Department of Veterinary Physiology, BK21 PLUS Program for Creative Veterinary Science Research, Research Institute for Veterinary Science and College of Veterinary Medicine, Seoul National University, Seoul, 08826, Republic of Korea.
Department of Maxillofacial Tissue Regeneration and Research Center for Tooth and Periodontal Tissue Regeneration, School of Dentistry, Kyung Hee University, Seoul, 02447, Republic of Korea.
Neuropharmacology. 2019 May 1;149:169-180. doi: 10.1016/j.neuropharm.2019.02.013. Epub 2019 Feb 20.
While evidence indicates that sigma-1 receptors (Sig-1Rs) play an important role in the induction of peripheral neuropathic pain, there is limited understanding of the role that the neurosteroidogenic enzymes, which produce Sig-1R endogenous ligands, play during the development of neuropathic pain. We examined whether sciatic nerve injury upregulates the neurosteroidogenic enzymes, cytochrome P450c17 and 3β-hydroxysteroid dehydrogenase (3β-HSD), which modulate the expression and/or activation of Sig-1Rs leading to the development of peripheral neuropathic pain. Chronic constriction injury (CCI) of the sciatic nerve induced a significant increase in the expression of P450c17, but not 3β-HSD, in the ipsilateral lumbar spinal cord dorsal horn at postoperative day 3. Intrathecal administration of the P450c17 inhibitor, ketoconazole during the induction phase of neuropathic pain (day 0 to day 3 post-surgery) significantly reduced the development of mechanical allodynia and thermal hyperalgesia in the ipsilateral hind paw. However, administration of the 3β-HSD inhibitor, trilostane had no effect on the development of neuropathic pain. Sciatic nerve injury increased astrocyte Sig-1R expression as well as dissociation of Sig-1Rs from BiP in the spinal cord. These increases were suppressed by administration of ketoconazole, but not by administration of trilostane. Co-administration of the Sig-1R agonist, PRE084 restored the development of mechanical allodynia originally suppressed by the ketoconazole administration. However, ketoconazole-induced inhibition of thermal hyperalgesia was not affected by co-administration of PRE084. Collectively these results demonstrate that early activation of P450c17 modulates the expression and activation of astrocyte Sig-1Rs, ultimately contributing to the development of mechanical allodynia induced by peripheral nerve injury.
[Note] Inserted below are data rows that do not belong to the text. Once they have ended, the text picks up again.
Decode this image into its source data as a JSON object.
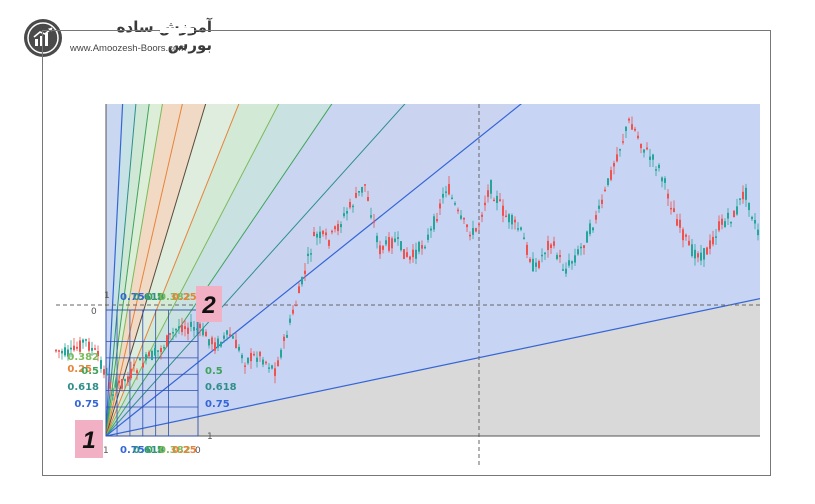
{
  "brand": {
    "title": "آموزش ساده بورس",
    "url": "www.Amoozesh-Boors.com"
  },
  "chart_data": {
    "type": "candlestick",
    "drawing_tool": "Gann Box / Fibonacci fans",
    "point_labels": [
      "1",
      "2"
    ],
    "fan_ratios": [
      "0",
      "0.25",
      "0.382",
      "0.5",
      "0.618",
      "0.75",
      "1"
    ],
    "box_edge_labels": {
      "start": "1",
      "end": "0"
    },
    "colors": {
      "candle_up": "#26a69a",
      "candle_down": "#ef5350",
      "point_marker": "#f2b0c4",
      "ratio_0": "#888888",
      "ratio_025": "#e8833a",
      "ratio_0382": "#7cba5a",
      "ratio_05": "#3fa35b",
      "ratio_0618": "#2e8f8a",
      "ratio_075": "#3566d6",
      "ratio_1": "#6a6a6a"
    }
  }
}
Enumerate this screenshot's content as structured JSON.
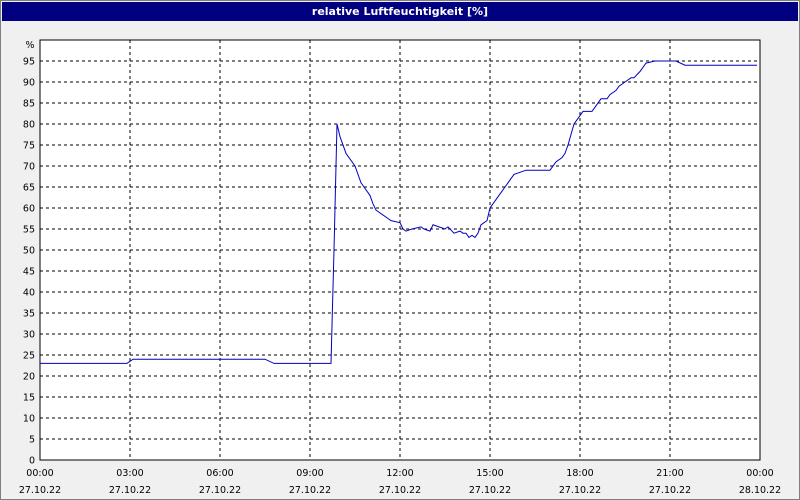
{
  "window": {
    "title": "relative Luftfeuchtigkeit [%]"
  },
  "colors": {
    "titlebar": "#000080",
    "line": "#0000c0",
    "grid": "#000000",
    "background": "#f0f0f0",
    "plot_background": "#ffffff"
  },
  "chart_data": {
    "type": "line",
    "title": "relative Luftfeuchtigkeit [%]",
    "ylabel": "%",
    "ylim": [
      0,
      100
    ],
    "yticks": [
      0,
      5,
      10,
      15,
      20,
      25,
      30,
      35,
      40,
      45,
      50,
      55,
      60,
      65,
      70,
      75,
      80,
      85,
      90,
      95
    ],
    "xlim": [
      "27.10.22 00:00",
      "28.10.22 00:00"
    ],
    "xticks": [
      {
        "time": "00:00",
        "date": "27.10.22"
      },
      {
        "time": "03:00",
        "date": "27.10.22"
      },
      {
        "time": "06:00",
        "date": "27.10.22"
      },
      {
        "time": "09:00",
        "date": "27.10.22"
      },
      {
        "time": "12:00",
        "date": "27.10.22"
      },
      {
        "time": "15:00",
        "date": "27.10.22"
      },
      {
        "time": "18:00",
        "date": "27.10.22"
      },
      {
        "time": "21:00",
        "date": "27.10.22"
      },
      {
        "time": "00:00",
        "date": "28.10.22"
      }
    ],
    "grid": true,
    "series": [
      {
        "x": [
          "00:00",
          "02:54",
          "03:06",
          "03:30",
          "04:00",
          "05:00",
          "06:00",
          "07:00",
          "07:30",
          "07:48",
          "08:00",
          "09:00",
          "09:12",
          "09:36",
          "09:42",
          "09:48",
          "09:54",
          "10:00",
          "10:12",
          "10:30",
          "10:42",
          "10:48",
          "11:00",
          "11:06",
          "11:12",
          "11:24",
          "11:30",
          "11:42",
          "12:00",
          "12:06",
          "12:12",
          "12:24",
          "12:42",
          "12:48",
          "13:00",
          "13:06",
          "13:18",
          "13:30",
          "13:36",
          "13:48",
          "14:00",
          "14:06",
          "14:12",
          "14:18",
          "14:24",
          "14:30",
          "14:36",
          "14:42",
          "14:54",
          "15:00",
          "15:12",
          "15:24",
          "15:30",
          "15:36",
          "15:42",
          "15:48",
          "16:00",
          "16:12",
          "16:24",
          "16:42",
          "16:54",
          "17:00",
          "17:12",
          "17:24",
          "17:30",
          "17:36",
          "17:48",
          "18:00",
          "18:06",
          "18:24",
          "18:30",
          "18:42",
          "18:54",
          "19:00",
          "19:12",
          "19:18",
          "19:30",
          "19:36",
          "19:42",
          "19:48",
          "20:00",
          "20:12",
          "20:30",
          "20:42",
          "21:00",
          "21:12",
          "21:30",
          "22:00",
          "23:00",
          "23:54"
        ],
        "y": [
          23,
          23,
          24,
          24,
          24,
          24,
          24,
          24,
          24,
          23,
          23,
          23,
          23,
          23,
          23,
          50,
          80,
          77,
          73,
          70,
          66,
          65,
          63,
          61,
          59.5,
          58.5,
          58,
          57,
          56.5,
          55,
          54.5,
          55,
          55.5,
          55,
          54.5,
          56,
          55.5,
          55,
          55.5,
          54,
          54.5,
          54,
          54,
          53,
          53.5,
          53,
          54,
          56,
          57,
          60,
          62,
          64,
          65,
          66,
          67,
          68,
          68.5,
          69,
          69,
          69,
          69,
          69,
          71,
          72,
          73,
          75,
          80,
          82,
          83,
          83,
          84,
          86,
          86,
          87,
          88,
          89,
          90,
          90.5,
          91,
          91,
          92.5,
          94.5,
          95,
          95,
          95,
          95,
          94,
          94,
          94,
          94
        ]
      }
    ]
  }
}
虽然有证据表明西格玛 1 受体(Sig-1Rs)在诱导周围神经性疼痛中发挥重要作用,但对于产生 Sig-1R 内源性配体的神经甾体生成酶在神经病理性疼痛发展中的作用知之甚少。我们研究了坐骨神经损伤是否上调神经甾体生成酶,细胞色素 P450c17 和 3β-羟甾脱氢酶(3β-HSD),这些酶调节 Sig-1Rs 的表达和/或激活,导致周围神经性疼痛的发生。慢性坐骨神经缩窄性损伤(CCI)导致术后第 3 天,同侧腰椎脊髓背角中 P450c17 的表达显著增加,但 3β-HSD 没有增加。在神经病理性疼痛的诱导阶段(术后第 0 天至第 3 天)鞘内给予 P450c17 抑制剂酮康唑可显著减轻同侧后爪的机械性痛觉过敏和热痛觉过敏的发展。然而,给予 3β-HSD 抑制剂三氯司坦对神经病理性疼痛的发展没有影响。坐骨神经损伤增加了星形胶质细胞 Sig-1R 的表达以及 Sig-1Rs 与 BiP 的解离。这些增加被酮康唑抑制,但不被三氯司坦抑制。给予 Sig-1R 激动剂 PRE084 可恢复酮康唑给药抑制的机械性痛觉过敏的发展。然而,酮康唑诱导的热痛觉过敏抑制不受 PRE084 共同给药的影响。总之,这些结果表明,P450c17 的早期激活调节星形胶质细胞 Sig-1Rs 的表达和激活,最终导致周围神经损伤引起的机械性痛觉过敏的发展。